Yang menjadi sulit diterima adalah ketika ruang debat itu ditutup, dan cara mencapai tujuan dilakukan dengan mengerahkan kekuasaan, alat paksa dan ancaman terhadap jiwa, rasa aman dan kedamaian. Mempersatukan perbedaan bukan suatu upaya yang mudah. Pada waktu terdapat suatu kebutuhan untuk mencapai suatu tujuan bersama, di tengah ketidak-berdayaan, tidak adanya akses ke bantuan, dan di mana semua bangsa di dunia sedang sibuk menata diri, maka mempersatukan perbedaan untuk menjadi Indonesia relatif lebih bisa dikendalikan.

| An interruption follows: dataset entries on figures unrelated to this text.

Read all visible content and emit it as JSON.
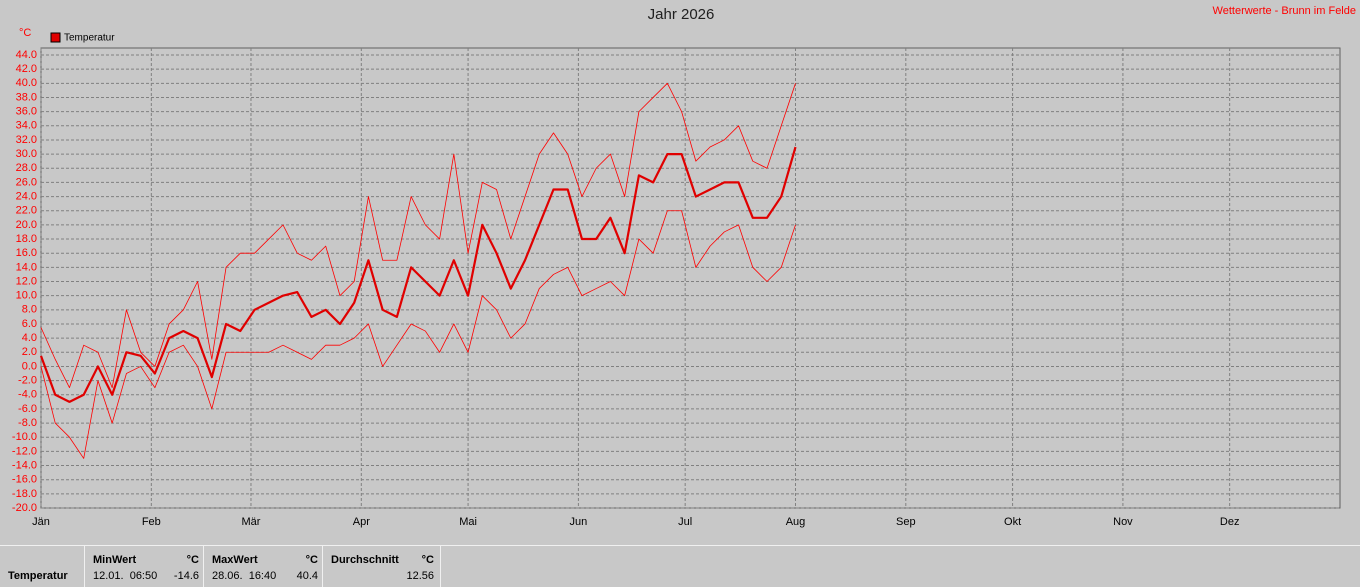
{
  "chart_data": {
    "type": "line",
    "title": "Jahr 2026",
    "source": "Wetterwerte - Brunn im Felde",
    "y_unit": "°C",
    "legend": "Temperatur",
    "legend_color": "#e00000",
    "grid": true,
    "xlim": [
      0,
      365
    ],
    "xticks": [
      {
        "value": 0,
        "label": "Jän"
      },
      {
        "value": 31,
        "label": "Feb"
      },
      {
        "value": 59,
        "label": "Mär"
      },
      {
        "value": 90,
        "label": "Apr"
      },
      {
        "value": 120,
        "label": "Mai"
      },
      {
        "value": 151,
        "label": "Jun"
      },
      {
        "value": 181,
        "label": "Jul"
      },
      {
        "value": 212,
        "label": "Aug"
      },
      {
        "value": 243,
        "label": "Sep"
      },
      {
        "value": 273,
        "label": "Okt"
      },
      {
        "value": 304,
        "label": "Nov"
      },
      {
        "value": 334,
        "label": "Dez"
      }
    ],
    "ylim": [
      -20,
      44
    ],
    "yticks": [
      {
        "value": 44,
        "label": "44.0"
      },
      {
        "value": 42,
        "label": "42.0"
      },
      {
        "value": 40,
        "label": "40.0"
      },
      {
        "value": 38,
        "label": "38.0"
      },
      {
        "value": 36,
        "label": "36.0"
      },
      {
        "value": 34,
        "label": "34.0"
      },
      {
        "value": 32,
        "label": "32.0"
      },
      {
        "value": 30,
        "label": "30.0"
      },
      {
        "value": 28,
        "label": "28.0"
      },
      {
        "value": 26,
        "label": "26.0"
      },
      {
        "value": 24,
        "label": "24.0"
      },
      {
        "value": 22,
        "label": "22.0"
      },
      {
        "value": 20,
        "label": "20.0"
      },
      {
        "value": 18,
        "label": "18.0"
      },
      {
        "value": 16,
        "label": "16.0"
      },
      {
        "value": 14,
        "label": "14.0"
      },
      {
        "value": 12,
        "label": "12.0"
      },
      {
        "value": 10,
        "label": "10.0"
      },
      {
        "value": 8,
        "label": "8.0"
      },
      {
        "value": 6,
        "label": "6.0"
      },
      {
        "value": 4,
        "label": "4.0"
      },
      {
        "value": 2,
        "label": "2.0"
      },
      {
        "value": 0,
        "label": "0.0"
      },
      {
        "value": -2,
        "label": "-2.0"
      },
      {
        "value": -4,
        "label": "-4.0"
      },
      {
        "value": -6,
        "label": "-6.0"
      },
      {
        "value": -8,
        "label": "-8.0"
      },
      {
        "value": -10,
        "label": "-10.0"
      },
      {
        "value": -12,
        "label": "-12.0"
      },
      {
        "value": -14,
        "label": "-14.0"
      },
      {
        "value": -16,
        "label": "-16.0"
      },
      {
        "value": -18,
        "label": "-18.0"
      },
      {
        "value": -20,
        "label": "-20.0"
      }
    ],
    "x": [
      0,
      4,
      8,
      12,
      16,
      20,
      24,
      28,
      32,
      36,
      40,
      44,
      48,
      52,
      56,
      60,
      64,
      68,
      72,
      76,
      80,
      84,
      88,
      92,
      96,
      100,
      104,
      108,
      112,
      116,
      120,
      124,
      128,
      132,
      136,
      140,
      144,
      148,
      152,
      156,
      160,
      164,
      168,
      172,
      176,
      180,
      184,
      188,
      192,
      196,
      200,
      204,
      208,
      212
    ],
    "series": [
      {
        "color": "#ff0000",
        "width": 0.8,
        "values": [
          5.5,
          1,
          -3,
          3,
          2,
          -3,
          8,
          2,
          0,
          6,
          8,
          12,
          1,
          14,
          16,
          16,
          18,
          20,
          16,
          15,
          17,
          10,
          12,
          24,
          15,
          15,
          24,
          20,
          18,
          30,
          16,
          26,
          25,
          18,
          24,
          30,
          33,
          30,
          24,
          28,
          30,
          24,
          36,
          38,
          40,
          36,
          29,
          31,
          32,
          34,
          29,
          28,
          34,
          40
        ]
      },
      {
        "color": "#ff0000",
        "width": 0.8,
        "values": [
          0,
          -8,
          -10,
          -13,
          -2,
          -8,
          -1,
          0,
          -3,
          2,
          3,
          0,
          -6,
          2,
          2,
          2,
          2,
          3,
          2,
          1,
          3,
          3,
          4,
          6,
          0,
          3,
          6,
          5,
          2,
          6,
          2,
          10,
          8,
          4,
          6,
          11,
          13,
          14,
          10,
          11,
          12,
          10,
          18,
          16,
          22,
          22,
          14,
          17,
          19,
          20,
          14,
          12,
          14,
          20
        ]
      },
      {
        "color": "#e00000",
        "width": 2.2,
        "values": [
          1.5,
          -4,
          -5,
          -4,
          0,
          -4,
          2,
          1.5,
          -1,
          4,
          5,
          4,
          -1.5,
          6,
          5,
          8,
          9,
          10,
          10.5,
          7,
          8,
          6,
          9,
          15,
          8,
          7,
          14,
          12,
          10,
          15,
          10,
          20,
          16,
          11,
          15,
          20,
          25,
          25,
          18,
          18,
          21,
          16,
          27,
          26,
          30,
          30,
          24,
          25,
          26,
          26,
          21,
          21,
          24,
          31
        ]
      }
    ]
  },
  "stats": {
    "row_label": "Temperatur",
    "columns": [
      {
        "header": "MinWert",
        "unit": "°C",
        "date": "12.01.  06:50",
        "value": "-14.6"
      },
      {
        "header": "MaxWert",
        "unit": "°C",
        "date": "28.06.  16:40",
        "value": "40.4"
      },
      {
        "header": "Durchschnitt",
        "unit": "°C",
        "value": "12.56"
      }
    ]
  }
}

Menjaga persatuan Indonesia yang sangat plural dalam kondisi saat ini di mana setiap pelosok Indonesia sudah terbuka dan dapat diakses oleh siapapun juga, pendidikan dan pemahaman serta cara berkomunikasi anggota masyarakat sudah jauh meningkat, adalah usaha yang sulit bukan main. Menjaga persatuan dalam perbedaan merupakan suatu usaha yang perlu dilakukan terus menerus dengan determinasi kuat dan kesabaran yang tak bertepi.

Ancaman sekecil apapun terhadap suatu golongan atau masyarakat dengan keyakinan politik, etnis, bahasa, dan agama yang berbeda oleh mereka yang dianggap lebih besar atau kuat, akan mengundang reaksi bahkan perlawanan. Mempertahankan persatuan dengan hukum saja tidak akan pernah cukup.

Catalonia dan Spanyol sedang menghadapi masalah itu, gerakan untuk merdeka karena tidak melihat perlunya berada dalam persatuan Spanyol, yang dianggap inkonstitusional oleh Spanyol. Cukupkah Spanyol membendung gerakan itu dengan konstitusinya? Atau pada akhirnya Spanyol akan mengerahkan kekuatan bersenjata? Kita paham bahwa Spanyol pernah melalui perang saudara yang menoreh luka panjang, dengan 600-an ribu korban gugur dan 400-an ribu orang lari meninggalkan Spanyol.

Saya hanya melihat bahwa banyak hal yang tidak bisa kita duga terjadi akan terjadi, dan kita tidak mau menyesal nanti. Banyak kini orang Amerika merasa menyesal bahwa mereka pernah memilih Trump. Bush sendiri, mantan presiden dari Partai Republik, barusan mengecam cara Trump berpolitik dan berkomunikasi. Kita tidak tahu apakah pemilih Kurz akan menyesal nanti, terutama mereka yang mewakili kelompok milenial.

Kita di Indonesia menghargai proses demokratisasi melalui salah satu tiangnya, pemilihan umum. Hasilnya, kecuali ada kecurangan, harus diterima dengan lapang dada, dan para pemimpin terpilih silahkan bekerja melaksanakan programnya dalam koridor peraturan perundangan.

Kita hanya tidak ingin ke depannya melihat pemimpin yang sekarang dan akan dipilih nanti dalam pilkada dan pemilu mendatang menanamkan bibit-bibit perpecahan yang merusak persatuan Indonesia yang justru tumbuh dan berkembang dari perbedaan. Sejarah akan mencatat, apakah mereka akan menjadi sebagian pemimpin yang mengisi dan memperkokoh persatuan Inodnesia, dan bukan justru pemimpin yang menanamkan bibit atau bahkan memulai upaya perusakan persatuan Indonesia.